Ce billet portait en haut, dans un coin, le mot : PAX surmonté d’une petite croix. La paix, celle qui n’appartient pas au monde, Jérôme savait bien que le vieux moine en détenait le riche usufruit ; et rarement il l’avait quitté sans avoir eu part à la céleste aumône. Mais, la croix, il n’en voulait guère, pour l’heure du moins.

Le message lui fut désagréable ; il eût préféré le silence de Dom Estienne jusqu’à ses fiançailles avec Agnès ; alors, il se fût retranché derrière un net engagement ; le séminaire n’aurait plus qu’à s’évanouir de l’horizon.

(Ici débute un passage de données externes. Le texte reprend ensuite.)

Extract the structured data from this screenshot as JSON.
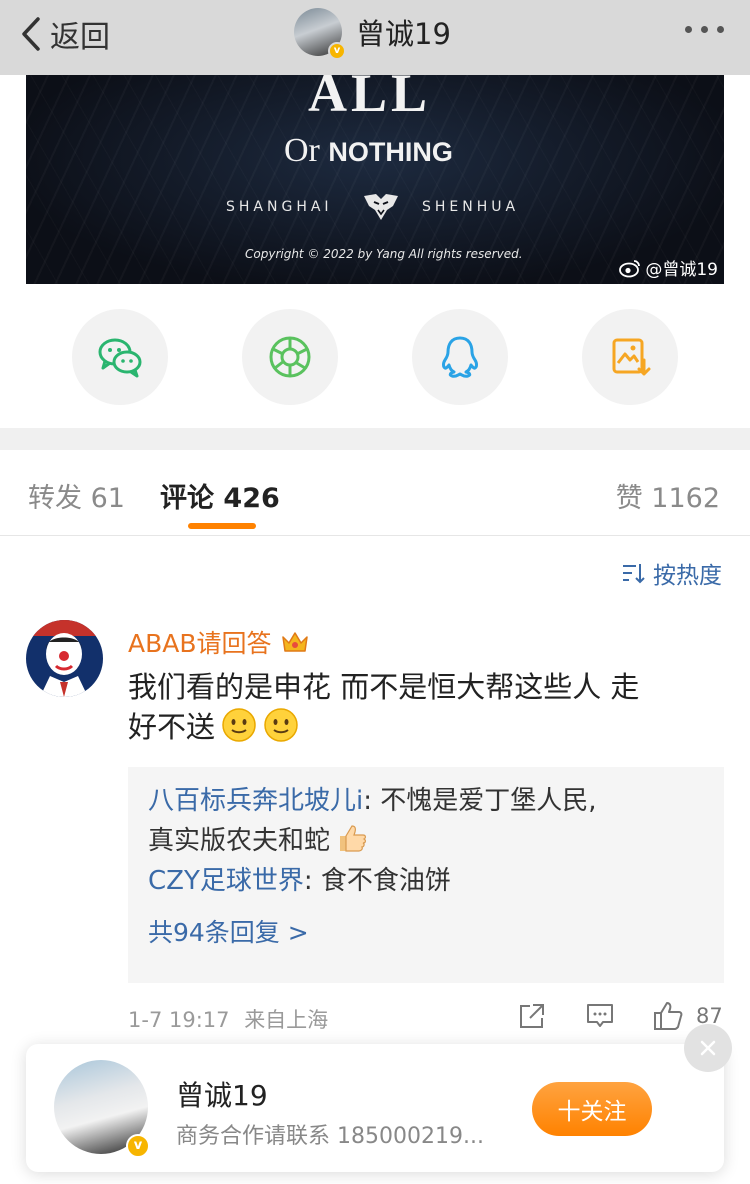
{
  "nav": {
    "back_label": "返回",
    "user_name": "曾诚19"
  },
  "banner": {
    "title_top": "ALL",
    "title_or": "Or",
    "title_nothing": "NOTHING",
    "club_left": "SHANGHAI",
    "club_right": "SHENHUA",
    "copyright": "Copyright © 2022 by Yang All rights reserved.",
    "watermark": "@曾诚19"
  },
  "share": {
    "items": [
      "wechat-icon",
      "moments-icon",
      "qq-icon",
      "save-image-icon"
    ],
    "colors": {
      "wechat": "#2ab56f",
      "moments": "#5ac25e",
      "qq": "#2aa3e6",
      "save": "#f6a623"
    }
  },
  "tabs": {
    "repost_label": "转发",
    "repost_count": "61",
    "comment_label": "评论",
    "comment_count": "426",
    "like_label": "赞",
    "like_count": "1162"
  },
  "sort_label": "按热度",
  "comment": {
    "author": "ABAB请回答",
    "text_line1": "我们看的是申花 而不是恒大帮这些人 走",
    "text_line2": "好不送",
    "replies": [
      {
        "name": "八百标兵奔北坡儿i",
        "sep": ": ",
        "text_a": "不愧是爱丁堡人民,",
        "text_b": "真实版农夫和蛇"
      },
      {
        "name": "CZY足球世界",
        "sep": ": ",
        "text_a": "食不食油饼"
      }
    ],
    "more_replies": "共94条回复 >",
    "time": "1-7 19:17",
    "source": "来自上海",
    "like_count": "87"
  },
  "follow_card": {
    "name": "曾诚19",
    "desc": "商务合作请联系 185000219...",
    "follow_label": "十关注"
  },
  "colors": {
    "accent": "#ff8200",
    "link": "#3a6aa8",
    "author": "#e8731e"
  }
}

De plus, cette confidence : « Je suis très souffrant » donnait à penser que le vieillard se savait atteint d’un mal sérieux, mortel peut-être. Jérôme avait déjà remarqué sur ses joues une teinte « jaune paille », indice d’un cancer latent. L’idée que Dom Estienne mourrait bientôt le chagrinait à l’extrême ; sauf Montcalm, il n’avait vu disparaître personne qu’il eût vraiment aimé. Et le langage d’un mourant prendrait une majesté redoutable, celle d’une révélation venue de la zone crépusculaire où l’on commence à découvrir les choses terrestres, comme les montre l’éternité.

Néanmoins, à mesure qu’il réfléchissait, l’appréhension de cette visite se changeait en une sorte d’impatience. Par devant Dieu, sous le regard de l’homme qui tenait la clef de sa vie intime, il sonderait sa vocation. Après une telle enquête il serait pleinement tranquille ; car il la supposait conclue selon l’attente de son cœur.

Dom Estienne habitait, dans le quartier des Bénédictines, assez loin du couvent, le deuxième étage d’un pavillon isolé entre des ormes, au fond d’une ruelle dénommée on ne savait pourquoi : rue de Narbonne.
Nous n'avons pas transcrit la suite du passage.